Second, while climate change is causing more weather-related events, most CAT bonds cover extreme disasters and are therefore rarely triggered. In fact, expected losses often hover between 2.5% and 4.5%, not too dissimilar to the expected default rates in the high yield segment of the fixed income market. But just like any insurance policy, premiums to protect against disaster usually increase quickly after an adverse event. This tends to support recovery rates while keeping spreads relatively wider for a while, which can allow investors to achieve better returns in the future.
Build it and they will come
According to the G20’s Global Infrastructure Hub, infrastructure investments need to reach $94 trillion by 2040 to support global economic growth and to start to close infrastructure gaps. The total bill would approach $100 trillion to meet the UN Sustainable Development Goals (SDGs) for universal household access to drinking water and electricity by 2030.

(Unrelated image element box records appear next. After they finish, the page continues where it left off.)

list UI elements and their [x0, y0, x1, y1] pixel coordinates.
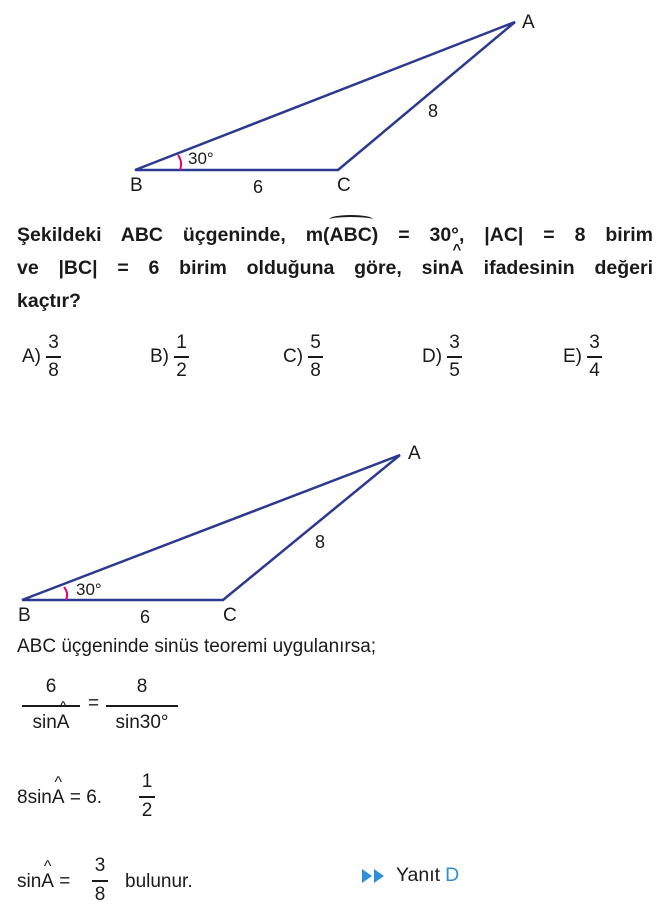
question-text: [17, 219, 653, 318]
angle-label-b: 30°: [188, 149, 214, 168]
play-arrow-icon: [374, 869, 384, 883]
hat-a: [51, 774, 65, 809]
question-line-1: [17, 219, 653, 252]
option-fraction: [587, 332, 602, 382]
hat-a: [449, 241, 464, 285]
fraction-numerator: 3: [94, 855, 106, 876]
vertex-label-a: A: [408, 443, 421, 464]
answer-label: Yanıt: [396, 864, 441, 886]
fraction-numerator: 3: [589, 332, 600, 353]
option-letter: A): [22, 345, 41, 367]
fraction-denominator: 2: [176, 359, 187, 381]
side-label-bc: 6: [140, 607, 151, 627]
question-line-1-pre: Şekildeki ABC üçgeninde, m(: [17, 224, 330, 246]
option-a[interactable]: [22, 332, 61, 382]
play-arrow-icon: [362, 869, 372, 883]
fraction-denominator: sin30°: [115, 711, 169, 733]
fraction-bar: [106, 705, 178, 707]
eq1-right-fraction: [106, 676, 178, 734]
hat-a: [56, 698, 70, 734]
fraction-denominator: 2: [141, 799, 153, 821]
side-label-ac: 8: [428, 101, 439, 121]
caret-icon: ^: [54, 774, 62, 791]
answer-value: D: [445, 864, 460, 886]
fraction-numerator: 3: [48, 332, 59, 353]
fraction-bar: [308, 356, 323, 358]
triangle-figure-solution: [0, 440, 663, 630]
question-line-3: kaçtır?: [17, 290, 81, 312]
fraction-numerator: 3: [449, 332, 460, 353]
option-fraction: [447, 332, 462, 382]
fraction-numerator: 8: [136, 676, 148, 697]
option-b[interactable]: [150, 332, 189, 382]
triangle-figure-top: [0, 0, 663, 200]
fraction-denominator: 8: [94, 883, 106, 905]
triangle-abc-solution: [22, 455, 400, 600]
eq2-post: = 6.: [64, 787, 103, 808]
vertex-label-b: B: [130, 175, 143, 196]
caret-icon: ^: [59, 698, 67, 716]
option-letter: B): [150, 345, 169, 367]
fraction-denominator: 8: [48, 359, 59, 381]
vertex-label-c: C: [223, 605, 237, 626]
fraction-numerator: 5: [310, 332, 321, 353]
option-letter: D): [422, 345, 443, 367]
answer-indicator: [362, 864, 459, 887]
eq3-pre: sin: [17, 871, 42, 892]
question-line-2: [17, 241, 653, 285]
eq2-pre: 8sin: [17, 787, 52, 808]
eq1-equals: =: [88, 693, 100, 714]
question-line-2-pre: ve |BC| = 6 birim olduğuna göre, sin: [17, 257, 450, 279]
hat-a-letter: A: [41, 871, 54, 892]
option-fraction: [308, 332, 323, 382]
eq3-post: =: [53, 871, 71, 892]
fraction-bar: [22, 705, 80, 707]
hat-a: [41, 858, 54, 893]
eq1-left-fraction: [22, 676, 80, 734]
option-letter: C): [283, 345, 304, 367]
caret-icon: ^: [43, 858, 52, 875]
fraction-bar: [587, 356, 602, 358]
answer-options: [0, 332, 663, 392]
hat-a-letter: A: [51, 787, 65, 808]
angle-label-b: 30°: [76, 580, 102, 599]
vertex-label-b: B: [18, 605, 31, 626]
side-label-ac: 8: [315, 532, 326, 552]
fraction-denominator: 8: [310, 359, 321, 381]
fraction-numerator: 6: [45, 676, 57, 697]
angle-hat-abc: ABC: [330, 219, 372, 252]
fraction-denominator: 5: [449, 359, 460, 381]
eq3-text: [17, 858, 71, 893]
hat-a-letter: A: [56, 711, 70, 733]
eq2-fraction: [139, 771, 155, 822]
sin-text: sin: [32, 711, 57, 733]
angle-mark-b-solution: [64, 587, 67, 600]
fraction-bar: [139, 796, 155, 798]
fraction-bar: [174, 356, 189, 358]
fraction-bar: [46, 356, 61, 358]
question-line-2-post: ifadesinin değeri: [463, 257, 653, 279]
option-fraction: [174, 332, 189, 382]
eq3-tail: bulunur.: [125, 871, 193, 892]
vertex-label-a: A: [522, 12, 535, 33]
fraction-denominator: 4: [589, 359, 600, 381]
option-e[interactable]: [563, 332, 602, 382]
fraction-numerator: 1: [141, 771, 153, 792]
fraction-denominator: [32, 698, 70, 734]
angle-mark-b: [178, 155, 181, 170]
option-d[interactable]: [422, 332, 462, 382]
option-c[interactable]: [283, 332, 323, 382]
fraction-numerator: 1: [176, 332, 187, 353]
option-letter: E): [563, 345, 582, 367]
triangle-abc: [135, 22, 515, 170]
vertex-label-c: C: [337, 175, 351, 196]
eq2-text: [17, 774, 103, 809]
caret-icon: ^: [452, 241, 462, 258]
fraction-bar: [92, 880, 108, 882]
option-fraction: [46, 332, 61, 382]
fraction-bar: [447, 356, 462, 358]
question-line-1-post: ) = 30°, |AC| = 8 birim: [371, 224, 653, 246]
solution-intro: ABC üçgeninde sinüs teoremi uygulanırsa;: [17, 636, 377, 657]
side-label-bc: 6: [253, 177, 264, 197]
eq3-fraction: [92, 855, 108, 906]
hat-a-letter: A: [449, 257, 464, 279]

Unlike CAT bonds, whose fate is uncorrelated to global gross domestic product (GDP) growth in any given year, infrastructure spending is a determinant of GDP. As such, and maybe counterintuitively to Keynesian economists, investments can slow when growth decelerates. As such, this theme does not provide as much diversification. Yet, to be ready to accommodate an additional two billion people in the next 30 years, we will need to spend more on infrastructure.
In addition, it is not just about additional water pipes, roads, and sewage systems anymore. In fact, the next generation of infrastructure is more digital and sustainable. This expands considerably the investable universe and offers investors numerous opportunities to benefit from future growth, while gaining exposure to assets that typically offer predictable returns over the medium- to long-term.
Innovation, Innovation, Innovation
It is widely accepted that the COVID-19 pandemic has advanced technology adoption by a few years. This applies not only to how we work and consume, but to how companies manage their supply chains, increase reliance on automation, and find innovative solutions to meet demand. While some of the pandemic winners are likely to suffer a growth hangover in the coming months, as lives hopefully keep returning to some sense of normality, the move towards a more digital world appears inexorable.
Of course, high-growth and innovative businesses are not immune to macroeconomic trends. In particular, higher yields have put pressure on valuations recently and this adjustment is expected to persist in the short term. However, in the longer term, the main driver of stocks’ returns remains companies’ ability to boost earnings.